Some historical accounts show that the only significant political action of the scholar in this period is a letter and an elegy or qasida, to Ibn al-ʻAlqami (d. 656/1258). As a Shiʻi chief minister of the caliph of Baghdād al-Mustaʻsim (from 1245-1258), al-ʻAlqami was in a position to present the caliph with Tusi’s letter, in which the scholar praised the caliph, wishing to acquire his favor toward the Imāmi sect.[10]

 

Clearly, in the beginning, Tusi felt a responsibility to spread Shiʻi thought.
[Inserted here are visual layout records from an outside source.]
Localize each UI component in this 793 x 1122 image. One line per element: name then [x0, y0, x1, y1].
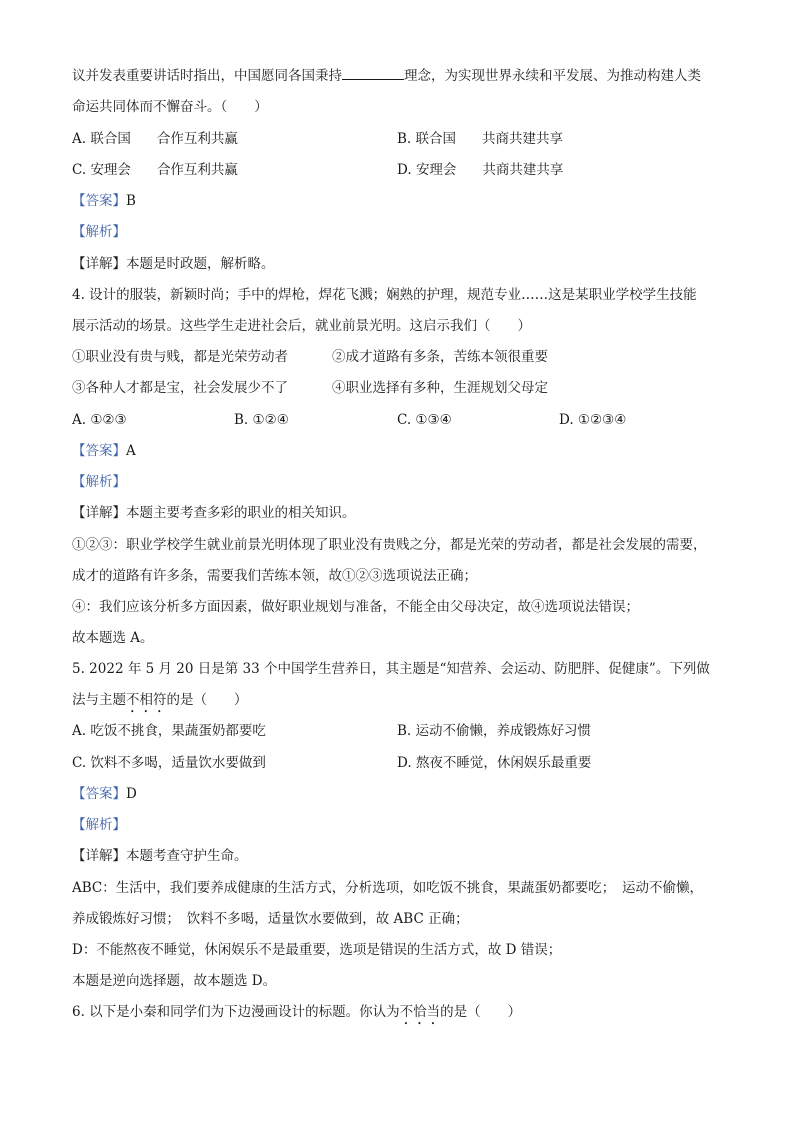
q3-option-a [72, 129, 238, 149]
option-part-b: 共商共建共享 [482, 162, 564, 178]
option-part-b: 共商共建共享 [482, 131, 564, 147]
q3-option-d [397, 160, 563, 180]
option-letter: B. [397, 131, 412, 147]
q5-option-c: C. 饮料不多喝，适量饮水要做到 [72, 755, 266, 771]
q5-answer [72, 784, 137, 804]
option-letter: D. [397, 162, 412, 178]
q4-statement-4: ④职业选择有多种，生涯规划父母定 [332, 380, 548, 396]
q5-stem-line1: 5. 2022 年 5 月 20 日是第 33 个中国学生营养日，其主题是“知营养、会运动、防肥胖、促健康”。下列做 [72, 661, 710, 677]
q5-emphasis-text: 不相符 [126, 692, 167, 708]
q5-explanation-2: 养成锻炼好习惯； 饮料不多喝，适量饮水要做到，故 ABC 正确； [72, 911, 469, 927]
q3-stem-line1 [72, 65, 701, 85]
answer-value: D [126, 786, 137, 802]
q4-statement-3: ③各种人才都是宝，社会发展少不了 [72, 380, 288, 396]
answer-tag: 【答案】 [72, 443, 126, 459]
option-letter: A. [72, 131, 87, 147]
q6-stem-text-a: 6. 以下是小秦和同学们为下边漫画设计的标题。你认为 [72, 1004, 400, 1020]
q6-stem-text-b: 的是（ ） [440, 1004, 522, 1020]
q4-option-b: B. ①②④ [234, 412, 289, 428]
option-part-a: 安理会 [90, 162, 131, 178]
q4-option-a: A. ①②③ [72, 412, 127, 428]
answer-tag: 【答案】 [72, 193, 126, 209]
detail-tag: 【详解】 [72, 848, 126, 864]
q4-explanation-2: 成才的道路有许多条，需要我们苦练本领，故①②③选项说法正确； [72, 568, 477, 584]
option-part-b: 合作互利共赢 [156, 131, 238, 147]
q5-stem-text-b: 的是（ ） [166, 692, 248, 708]
option-part-a: 联合国 [415, 131, 457, 147]
detail-tag: 【详解】 [72, 256, 126, 272]
q3-analysis-tag: 【解析】 [72, 224, 126, 240]
answer-value: B [126, 193, 136, 209]
q4-option-d: D. ①②③④ [559, 412, 627, 428]
q5-option-a: A. 吃饭不挑食，果蔬蛋奶都要吃 [72, 723, 266, 739]
q4-explanation-3: ④：我们应该分析多方面因素，做好职业规划与准备，不能全由父母决定，故④选项说法错误； [72, 599, 639, 615]
q5-explanation-1: ABC：生活中，我们要养成健康的生活方式，分析选项，如吃饭不挑食，果蔬蛋奶都要吃； 运动不偷懒， [72, 880, 703, 896]
q6-stem [72, 1002, 521, 1022]
q5-explanation-4: 本题是逆向选择题，故本题选 D。 [72, 973, 277, 989]
q5-explanation-3: D：不能熬夜不睡觉，休闲娱乐不是最重要，选项是错误的生活方式，故 D 错误； [72, 942, 562, 958]
fill-in-blank [342, 65, 404, 80]
q4-stem-line2: 展示活动的场景。这些学生走进社会后，就业前景光明。这启示我们（ ） [72, 318, 531, 334]
q5-analysis-tag: 【解析】 [72, 817, 126, 833]
q5-stem-line2 [72, 690, 248, 710]
detail-text: 本题考查守护生命。 [126, 848, 248, 864]
q4-answer [72, 441, 136, 461]
option-part-b: 合作互利共赢 [156, 162, 238, 178]
q4-statement-1: ①职业没有贵与贱，都是光荣劳动者 [72, 349, 288, 365]
detail-text: 本题主要考查多彩的职业的相关知识。 [126, 505, 356, 521]
q4-explanation-1: ①②③：职业学校学生就业前景光明体现了职业没有贵贱之分，都是光荣的劳动者，都是社会发展的需要， [72, 537, 707, 553]
q3-stem-text-a: 议并发表重要讲话时指出，中国愿同各国秉持 [72, 68, 342, 84]
q4-analysis-tag: 【解析】 [72, 474, 126, 490]
q3-option-b [397, 129, 563, 149]
q4-statement-2: ②成才道路有多条，苦练本领很重要 [332, 349, 548, 365]
answer-value: A [126, 443, 136, 459]
detail-tag: 【详解】 [72, 505, 126, 521]
detail-text: 本题是时政题，解析略。 [126, 256, 275, 272]
q3-stem-text-b: 理念，为实现世界永续和平发展、为推动构建人类 [404, 68, 701, 84]
option-letter: C. [72, 162, 87, 178]
option-part-a: 安理会 [415, 162, 457, 178]
q3-stem-line2: 命运共同体而不懈奋斗。（ ） [72, 99, 268, 115]
q4-stem-line1: 4. 设计的服装，新颖时尚；手中的焊枪，焊花飞溅；娴熟的护理，规范专业……这是某职业学校学生技能 [72, 287, 697, 303]
option-part-a: 联合国 [90, 131, 131, 147]
q5-stem-text-a: 法与主题 [72, 692, 126, 708]
q3-option-c [72, 160, 238, 180]
q6-emphasis-text: 不恰当 [399, 1004, 441, 1020]
q4-option-c: C. ①③④ [397, 412, 452, 428]
q5-option-b: B. 运动不偷懒，养成锻炼好习惯 [397, 723, 592, 739]
q3-detail [72, 254, 275, 274]
q5-option-d: D. 熬夜不睡觉，休闲娱乐最重要 [397, 755, 592, 771]
q5-detail [72, 846, 248, 866]
q4-explanation-4: 故本题选 A。 [72, 630, 154, 646]
q3-answer [72, 191, 136, 211]
answer-tag: 【答案】 [72, 786, 126, 802]
q4-detail [72, 503, 356, 523]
Under the benefit of the patronage of Ibn al-ʻAlqami, he started his missionary activity with the caliph of Baghdād.

 

From 654 A.H., when the fortresses of the Ismāʻilis collapsed, Tusi started the third and fourth periods of his life, during which he not only accompanied the Mongols to Baghdād but also remained with them until the end of his life.[11] In the final period of his life, he was appointed supervisor of endowments (Awqāf) and chief of the scholars. In this period he managed to established the observatory at Marāgha.[12]

 

 


Notes:

[10] Tārikh-i Vassāf, 1, pp. 29-30.

[11] Strothmann 1913, p. 981.

[12] M. Razavi 1354s., Ahvāl va Āsār, p. 82.